As Carnevale ends, fireworks blaze over Venice on the tenth and final night. After the festivities, Sabine walks the wine-flushed, unmasked Bianca home. Near her lodging, Sabine guides Bianca into a narrow alley and removes her own mask; Bianca touches Sabine’s hair with trusting curiosity. Sabine prepares to strike but is briefly interrupted when the fiancé stumbles past without noticing them.
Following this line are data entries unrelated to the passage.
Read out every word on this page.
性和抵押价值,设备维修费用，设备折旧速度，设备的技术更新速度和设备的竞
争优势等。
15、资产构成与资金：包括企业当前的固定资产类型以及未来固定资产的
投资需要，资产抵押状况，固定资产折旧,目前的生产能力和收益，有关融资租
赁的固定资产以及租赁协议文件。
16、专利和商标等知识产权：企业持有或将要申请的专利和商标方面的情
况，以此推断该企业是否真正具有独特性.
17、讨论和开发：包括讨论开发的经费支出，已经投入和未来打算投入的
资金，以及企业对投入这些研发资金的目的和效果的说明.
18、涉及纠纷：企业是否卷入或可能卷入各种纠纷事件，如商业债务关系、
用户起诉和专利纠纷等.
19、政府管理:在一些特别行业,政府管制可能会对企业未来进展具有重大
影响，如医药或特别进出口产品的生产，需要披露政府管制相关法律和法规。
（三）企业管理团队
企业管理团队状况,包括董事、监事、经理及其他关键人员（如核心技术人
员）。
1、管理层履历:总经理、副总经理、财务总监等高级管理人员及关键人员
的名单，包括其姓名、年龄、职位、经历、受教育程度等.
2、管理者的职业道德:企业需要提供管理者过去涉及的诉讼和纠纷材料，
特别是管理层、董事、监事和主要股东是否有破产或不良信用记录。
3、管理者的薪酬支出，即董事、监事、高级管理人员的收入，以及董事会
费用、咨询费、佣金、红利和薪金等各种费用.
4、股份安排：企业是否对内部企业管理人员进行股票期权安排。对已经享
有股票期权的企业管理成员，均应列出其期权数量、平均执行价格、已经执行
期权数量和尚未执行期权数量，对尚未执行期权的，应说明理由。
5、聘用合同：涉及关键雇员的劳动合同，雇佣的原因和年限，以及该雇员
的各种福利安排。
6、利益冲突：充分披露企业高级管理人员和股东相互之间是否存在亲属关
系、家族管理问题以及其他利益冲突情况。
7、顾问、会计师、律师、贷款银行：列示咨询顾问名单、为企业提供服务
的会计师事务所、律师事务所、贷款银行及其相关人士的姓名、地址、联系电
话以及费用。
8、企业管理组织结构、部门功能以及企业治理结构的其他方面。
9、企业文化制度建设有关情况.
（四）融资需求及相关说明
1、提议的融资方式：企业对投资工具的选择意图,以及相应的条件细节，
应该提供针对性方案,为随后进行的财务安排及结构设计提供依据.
Once he is gone, Sabine presses Bianca gently against the wall, bows her head to Bianca’s throat, and bites. The feeding is ecstatic; each heartbeat seems to reward the ten days of restraint and hunger. Sabine drinks until Bianca collapses, empty, then carries the stolen, temporary heartbeat within her all the way home.

Who Appears

  • Sabine (formerly María Olivares)
    vampire protagonist; maintains restraint during a ten-day hunt, befriends her prey, endures daylight with a parasol, and finally kills Bianca at Carnevale’s end.
  • Bianca
    new; twenty-two, from Modena, recently engaged; befriends Sabine during Carnevale, spends days and nights with her, and is ultimately drained by Sabine.
  • Bianca’s fiancé
    new; inattentive, gluttonous gambler; briefly appears and unknowingly passes the alley where Sabine is about to feed.
  • Alessandro
    Matteo’s mortal painter; indirectly present via the parasol he gave Sabine for daylight.